Compressible materials, such as Styrofoam and balsa wood, have the unique property of changing their volume when subjected to pressure, while maintaining their mass. This physical characteristic is essential in scenarios where materials need to be reshaped or fitted into different spaces without altering their foundational weight.
Compressibility refers to the ability of a material to experience a change in volume under pressure. This can be observed when squeezing a sponge or foam rubber, which reduce their size but do not lose any of their material substance.
In the context of our exercise, compressing a cube means decreasing its side lengths while the amount of material (its mass) remains the same. If we keep the mass of the material constant, any change in volume due to compression will result in a change in density. This is because density is calculated as mass divided by volume.

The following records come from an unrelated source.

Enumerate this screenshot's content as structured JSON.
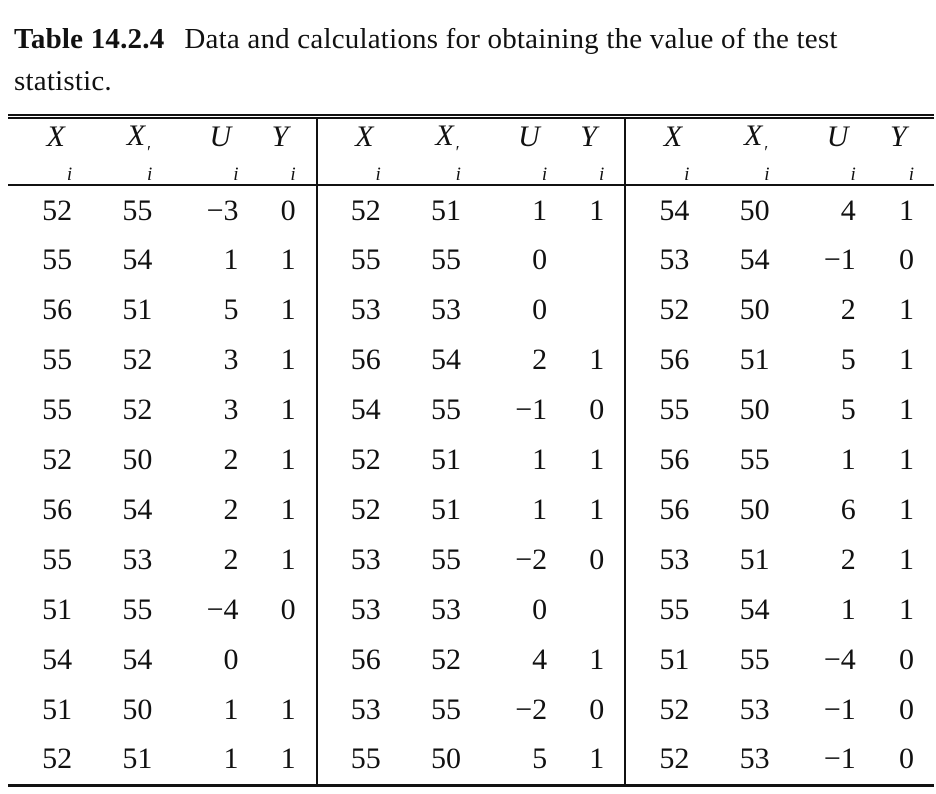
{
  "title": {
    "label": "Table 14.2.4",
    "caption": "Data and calculations for obtaining the value of the test statistic."
  },
  "table": {
    "headers": [
      {
        "base": "X",
        "prime": "",
        "sub": "i"
      },
      {
        "base": "X",
        "prime": "′",
        "sub": "i"
      },
      {
        "base": "U",
        "prime": "",
        "sub": "i"
      },
      {
        "base": "Y",
        "prime": "",
        "sub": "i"
      }
    ],
    "rows": [
      [
        "52",
        "55",
        "−3",
        "0",
        "52",
        "51",
        "1",
        "1",
        "54",
        "50",
        "4",
        "1"
      ],
      [
        "55",
        "54",
        "1",
        "1",
        "55",
        "55",
        "0",
        "",
        "53",
        "54",
        "−1",
        "0"
      ],
      [
        "56",
        "51",
        "5",
        "1",
        "53",
        "53",
        "0",
        "",
        "52",
        "50",
        "2",
        "1"
      ],
      [
        "55",
        "52",
        "3",
        "1",
        "56",
        "54",
        "2",
        "1",
        "56",
        "51",
        "5",
        "1"
      ],
      [
        "55",
        "52",
        "3",
        "1",
        "54",
        "55",
        "−1",
        "0",
        "55",
        "50",
        "5",
        "1"
      ],
      [
        "52",
        "50",
        "2",
        "1",
        "52",
        "51",
        "1",
        "1",
        "56",
        "55",
        "1",
        "1"
      ],
      [
        "56",
        "54",
        "2",
        "1",
        "52",
        "51",
        "1",
        "1",
        "56",
        "50",
        "6",
        "1"
      ],
      [
        "55",
        "53",
        "2",
        "1",
        "53",
        "55",
        "−2",
        "0",
        "53",
        "51",
        "2",
        "1"
      ],
      [
        "51",
        "55",
        "−4",
        "0",
        "53",
        "53",
        "0",
        "",
        "55",
        "54",
        "1",
        "1"
      ],
      [
        "54",
        "54",
        "0",
        "",
        "56",
        "52",
        "4",
        "1",
        "51",
        "55",
        "−4",
        "0"
      ],
      [
        "51",
        "50",
        "1",
        "1",
        "53",
        "55",
        "−2",
        "0",
        "52",
        "53",
        "−1",
        "0"
      ],
      [
        "52",
        "51",
        "1",
        "1",
        "55",
        "50",
        "5",
        "1",
        "52",
        "53",
        "−1",
        "0"
      ]
    ]
  }
}
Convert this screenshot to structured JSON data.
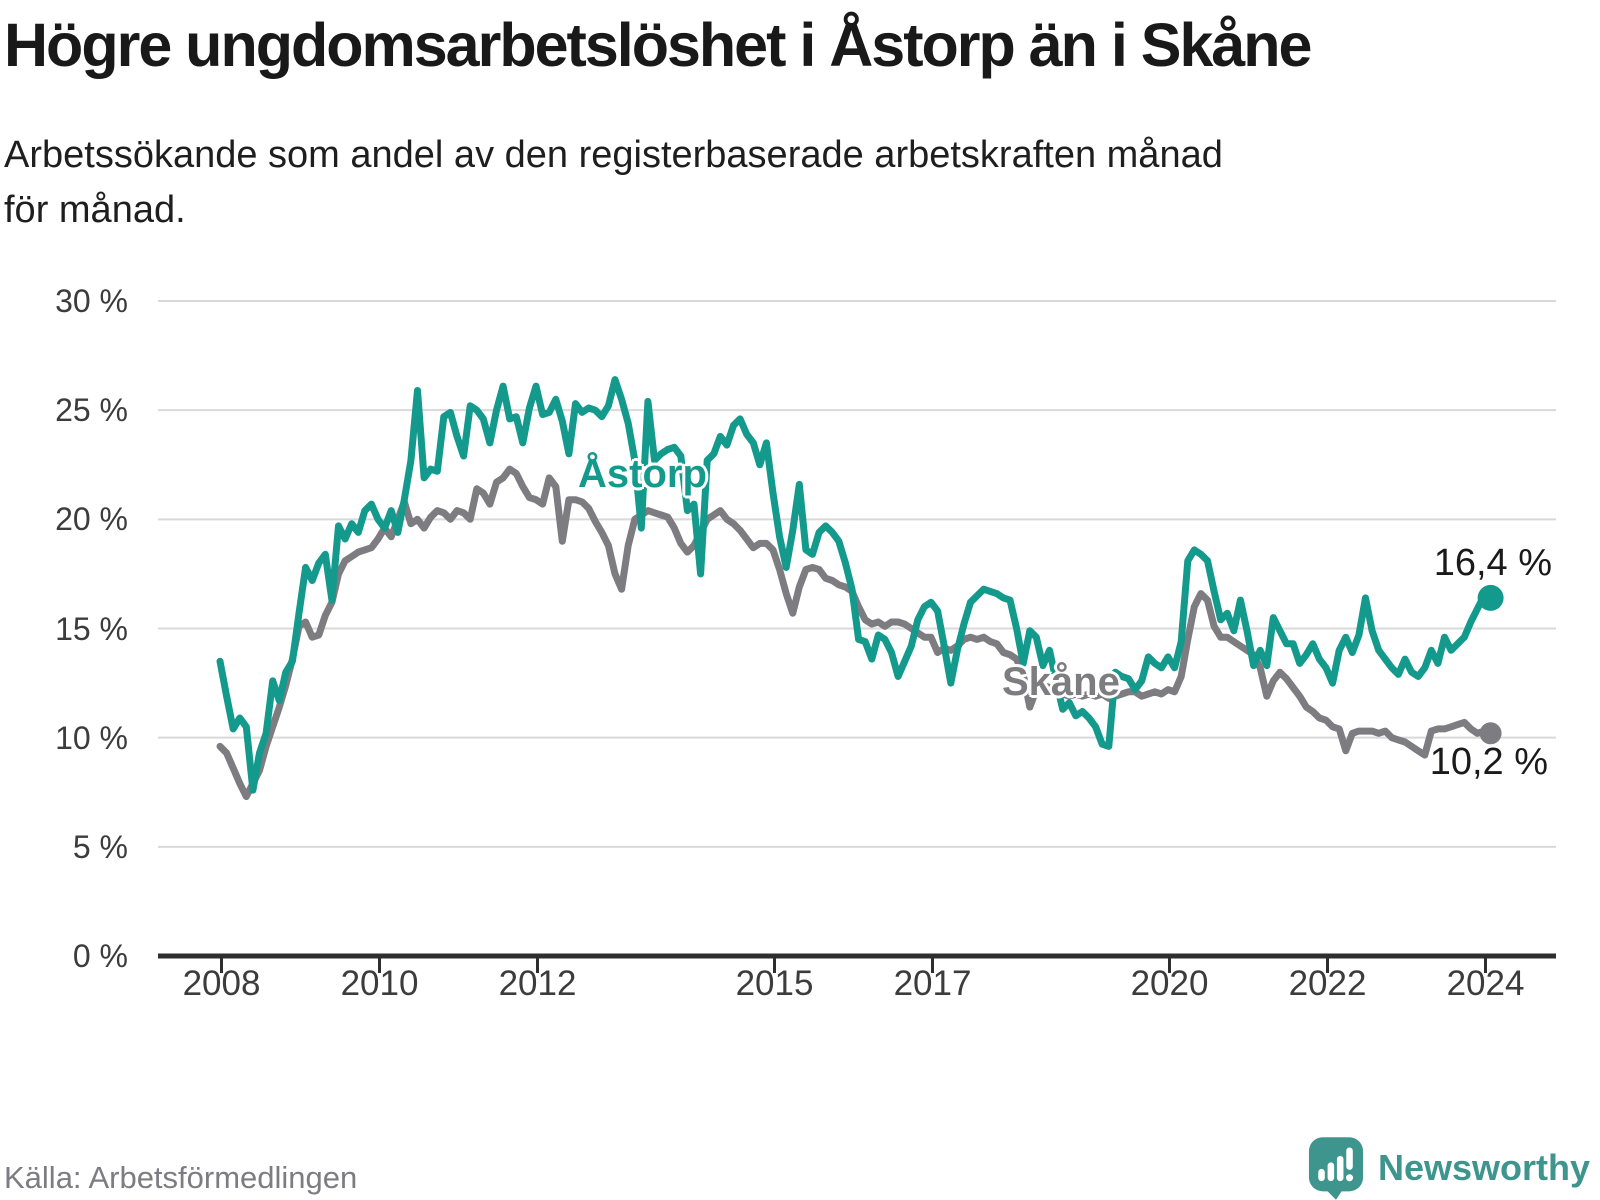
{
  "header": {
    "title": "Högre ungdomsarbetslöshet i Åstorp än i Skåne",
    "subtitle_line1": "Arbetssökande som andel av den registerbaserade arbetskraften månad",
    "subtitle_line2": "för månad."
  },
  "footer": {
    "source": "Källa: Arbetsförmedlingen",
    "brand_name": "Newsworthy",
    "brand_icon": "newsworthy-speech-bubble-bar-chart-icon"
  },
  "colors": {
    "astorp": "#149a8c",
    "skane": "#7d7c81",
    "grid": "#d9d9d9",
    "axis": "#2e2e2e",
    "axis_text": "#3c3c3c",
    "value_text": "#1a1a1a",
    "brand": "#3e958d",
    "background": "#ffffff"
  },
  "chart_data": {
    "type": "line",
    "title": "Högre ungdomsarbetslöshet i Åstorp än i Skåne",
    "subtitle": "Arbetssökande som andel av den registerbaserade arbetskraften månad för månad.",
    "x_unit": "month",
    "x_start_year": 2008,
    "x_end": "2024-02",
    "ylim": [
      0,
      30
    ],
    "grid": true,
    "x_axis": {
      "tick_years": [
        2008,
        2010,
        2012,
        2015,
        2017,
        2020,
        2022,
        2024
      ]
    },
    "y_axis": {
      "ticks": [
        {
          "value": 0,
          "label": "0 %"
        },
        {
          "value": 5,
          "label": "5 %"
        },
        {
          "value": 10,
          "label": "10 %"
        },
        {
          "value": 15,
          "label": "15 %"
        },
        {
          "value": 20,
          "label": "20 %"
        },
        {
          "value": 25,
          "label": "25 %"
        },
        {
          "value": 30,
          "label": "30 %"
        }
      ]
    },
    "series": [
      {
        "name": "Åstorp",
        "color": "#149a8c",
        "end_label": "16,4 %",
        "end_value": 16.4,
        "values": [
          13.5,
          11.9,
          10.4,
          10.9,
          10.5,
          7.6,
          9.3,
          10.2,
          12.6,
          11.7,
          13.0,
          13.5,
          15.7,
          17.8,
          17.2,
          18.0,
          18.4,
          16.3,
          19.7,
          19.1,
          19.8,
          19.4,
          20.4,
          20.7,
          20.0,
          19.6,
          20.4,
          19.4,
          20.9,
          22.7,
          25.9,
          21.9,
          22.3,
          22.2,
          24.7,
          24.9,
          23.8,
          22.9,
          25.2,
          25.0,
          24.6,
          23.5,
          25.0,
          26.1,
          24.6,
          24.7,
          23.5,
          25.1,
          26.1,
          24.8,
          24.9,
          25.5,
          24.5,
          23.0,
          25.3,
          24.9,
          25.1,
          25.0,
          24.7,
          25.2,
          26.4,
          25.5,
          24.4,
          22.7,
          19.6,
          25.4,
          22.7,
          23.0,
          23.2,
          23.3,
          22.9,
          20.4,
          20.7,
          17.5,
          22.7,
          23.0,
          23.8,
          23.4,
          24.3,
          24.6,
          23.9,
          23.5,
          22.5,
          23.5,
          21.2,
          19.2,
          17.8,
          19.5,
          21.6,
          18.6,
          18.4,
          19.4,
          19.7,
          19.4,
          19.0,
          18.0,
          16.8,
          14.5,
          14.4,
          13.6,
          14.7,
          14.5,
          13.9,
          12.8,
          13.5,
          14.2,
          15.4,
          16.0,
          16.2,
          15.8,
          14.2,
          12.5,
          14.0,
          15.2,
          16.2,
          16.5,
          16.8,
          16.7,
          16.6,
          16.4,
          16.3,
          15.0,
          13.4,
          14.9,
          14.6,
          13.3,
          14.0,
          12.6,
          11.3,
          11.6,
          11.0,
          11.2,
          10.9,
          10.5,
          9.7,
          9.6,
          13.0,
          12.8,
          12.7,
          12.2,
          12.6,
          13.7,
          13.4,
          13.2,
          13.7,
          13.2,
          14.4,
          18.1,
          18.6,
          18.4,
          18.1,
          16.7,
          15.4,
          15.7,
          14.9,
          16.3,
          14.9,
          13.3,
          14.0,
          13.3,
          15.5,
          14.9,
          14.3,
          14.3,
          13.4,
          13.8,
          14.3,
          13.6,
          13.2,
          12.5,
          14.0,
          14.6,
          13.9,
          14.7,
          16.4,
          14.9,
          14.0,
          13.6,
          13.2,
          12.9,
          13.6,
          13.0,
          12.8,
          13.2,
          14.0,
          13.4,
          14.6,
          14.0,
          14.3,
          14.6,
          15.3,
          15.9,
          16.5,
          16.4
        ]
      },
      {
        "name": "Skåne",
        "color": "#7d7c81",
        "end_label": "10,2 %",
        "end_value": 10.2,
        "values": [
          9.6,
          9.3,
          8.6,
          7.9,
          7.3,
          7.9,
          8.5,
          9.6,
          10.5,
          11.4,
          12.4,
          13.6,
          15.1,
          15.3,
          14.6,
          14.7,
          15.6,
          16.2,
          17.5,
          18.1,
          18.3,
          18.5,
          18.6,
          18.7,
          19.1,
          19.6,
          19.2,
          20.0,
          20.8,
          19.8,
          20.0,
          19.6,
          20.1,
          20.4,
          20.3,
          20.0,
          20.4,
          20.3,
          20.0,
          21.4,
          21.2,
          20.7,
          21.7,
          21.9,
          22.3,
          22.1,
          21.5,
          21.0,
          20.9,
          20.7,
          21.9,
          21.5,
          19.0,
          20.9,
          20.9,
          20.8,
          20.5,
          19.9,
          19.4,
          18.8,
          17.5,
          16.8,
          18.8,
          20.0,
          20.2,
          20.4,
          20.3,
          20.2,
          20.1,
          19.6,
          18.9,
          18.5,
          18.8,
          19.4,
          20.0,
          20.2,
          20.4,
          20.0,
          19.8,
          19.5,
          19.1,
          18.7,
          18.9,
          18.9,
          18.6,
          17.7,
          16.6,
          15.7,
          16.9,
          17.7,
          17.8,
          17.7,
          17.3,
          17.2,
          17.0,
          16.9,
          16.7,
          16.0,
          15.4,
          15.2,
          15.3,
          15.1,
          15.3,
          15.3,
          15.2,
          15.0,
          14.8,
          14.6,
          14.6,
          13.9,
          14.1,
          14.0,
          14.2,
          14.5,
          14.6,
          14.5,
          14.6,
          14.4,
          14.3,
          13.9,
          13.8,
          13.6,
          12.9,
          11.4,
          12.2,
          12.4,
          12.3,
          12.1,
          12.0,
          11.9,
          12.0,
          11.9,
          12.0,
          11.9,
          12.0,
          11.8,
          11.9,
          12.0,
          12.1,
          12.1,
          11.9,
          12.0,
          12.1,
          12.0,
          12.2,
          12.1,
          12.8,
          14.5,
          16.0,
          16.6,
          16.3,
          15.1,
          14.6,
          14.6,
          14.4,
          14.2,
          14.0,
          13.8,
          13.2,
          11.9,
          12.6,
          13.0,
          12.7,
          12.3,
          11.9,
          11.4,
          11.2,
          10.9,
          10.8,
          10.5,
          10.4,
          9.4,
          10.2,
          10.3,
          10.3,
          10.3,
          10.2,
          10.3,
          10.0,
          9.9,
          9.8,
          9.6,
          9.4,
          9.2,
          10.3,
          10.4,
          10.4,
          10.5,
          10.6,
          10.7,
          10.4,
          10.2,
          10.3,
          10.2
        ]
      }
    ]
  }
}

So, when the volume decreases due to compression, the density increases, assuming mass conservation.

Calculating volume, especially for simple shapes like cubes, is straightforward. For a cube with side length, the volume is given by the formula:

• Volume = side length × side length × side length
• Or, mathematically: Volume = \( L^3 \)

When compressing a cube's side length to half, each side becomes \( \frac{L}{2} \).

• Thus, the new volume is \( \left(\frac{L}{2}\right)^3 = \frac{L^3}{8} \)

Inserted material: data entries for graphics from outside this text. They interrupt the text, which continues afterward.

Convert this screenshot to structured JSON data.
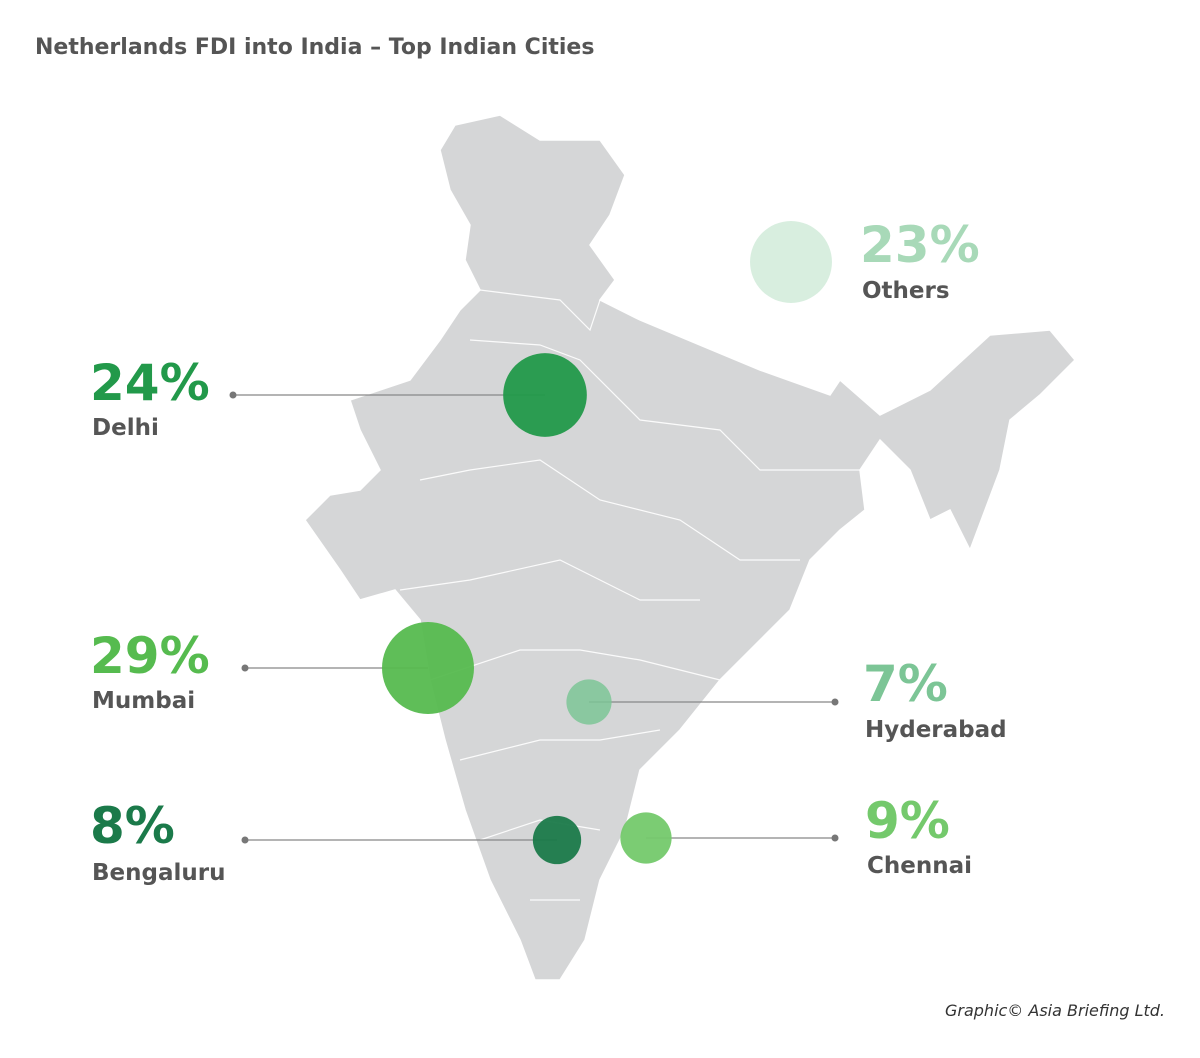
{
  "chart_data": {
    "type": "bubble-map",
    "title": "Netherlands FDI into India – Top Indian Cities",
    "categories": [
      "Delhi",
      "Mumbai",
      "Bengaluru",
      "Hyderabad",
      "Chennai",
      "Others"
    ],
    "values": [
      24,
      29,
      8,
      7,
      9,
      23
    ],
    "value_labels": [
      "24%",
      "29%",
      "8%",
      "7%",
      "9%",
      "23%"
    ],
    "colors": [
      "#22994a",
      "#56bb4f",
      "#1b7a4a",
      "#7cc596",
      "#74c96c",
      "#a8d9b8"
    ],
    "credit": "Graphic© Asia Briefing Ltd."
  }
}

The decrease in volume demonstrates how shape modification (without mass loss) affects the density. Understanding volume calculation is critical, as it directly influences how we perceive and measure density in physical science and engineering.
In the example above, compressing the object led to its volume being reduced by a factor of eight. This calculation helps us derive the new density values when compressible materials alter their shape.

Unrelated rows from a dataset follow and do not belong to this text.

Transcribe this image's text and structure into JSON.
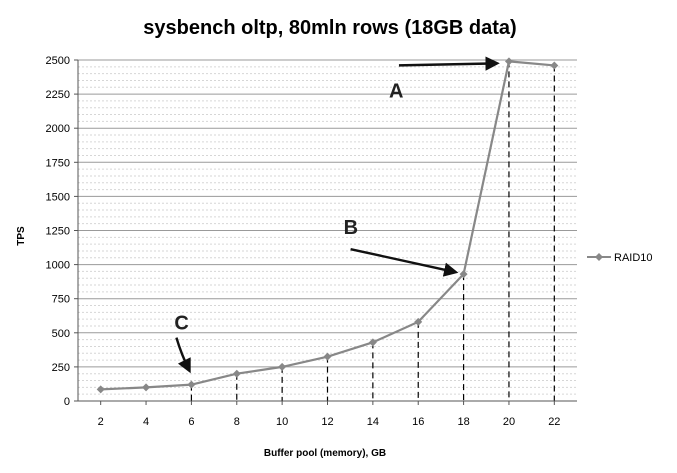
{
  "chart_data": {
    "type": "line",
    "title": "sysbench oltp, 80mln rows (18GB data)",
    "xlabel": "Buffer pool (memory), GB",
    "ylabel": "TPS",
    "x": [
      2,
      4,
      6,
      8,
      10,
      12,
      14,
      16,
      18,
      20,
      22
    ],
    "xticks": [
      "2",
      "4",
      "6",
      "8",
      "10",
      "12",
      "14",
      "16",
      "18",
      "20",
      "22"
    ],
    "yticks": [
      "0",
      "250",
      "500",
      "750",
      "1000",
      "1250",
      "1500",
      "1750",
      "2000",
      "2250",
      "2500"
    ],
    "ylim": [
      0,
      2500
    ],
    "grid": true,
    "legend": "right",
    "series": [
      {
        "name": "RAID10",
        "values": [
          85,
          100,
          120,
          200,
          250,
          325,
          430,
          580,
          930,
          2490,
          2460
        ],
        "color": "#888888"
      }
    ],
    "annotations": [
      {
        "label": "A",
        "x": 20,
        "y": 2490
      },
      {
        "label": "B",
        "x": 18,
        "y": 930
      },
      {
        "label": "C",
        "x": 6,
        "y": 120
      }
    ]
  }
}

Mass conservation is a foundational principle in physics, stating that mass cannot be created or destroyed within an isolated system, only rearranged. In our exercise, the mass of the compressible material remains unchanged, even when its volume changes.
Maintaining constant mass is essential when calculating changes in other properties, such as density. Density is defined as mass divided by volume (\( \rho = \frac{mass}{volume} \)). Therefore, if the volume of an object decreases while its mass remains constant, the density increases proportionally.
For instance:

• Before compression, the cube’s mass is \( \rho L^3 \)
• Post-compression the mass remains the same, but the volume changes to \( \frac{L^3}{8} \).
• Therefore, the new density is calculated as: \( 8\rho \), showing that density has increased eight-fold.

This principle ensures that changes in volume due to external forces will adjust the object's density accordingly while preserving the total mass, a critical understanding in many scientific applications.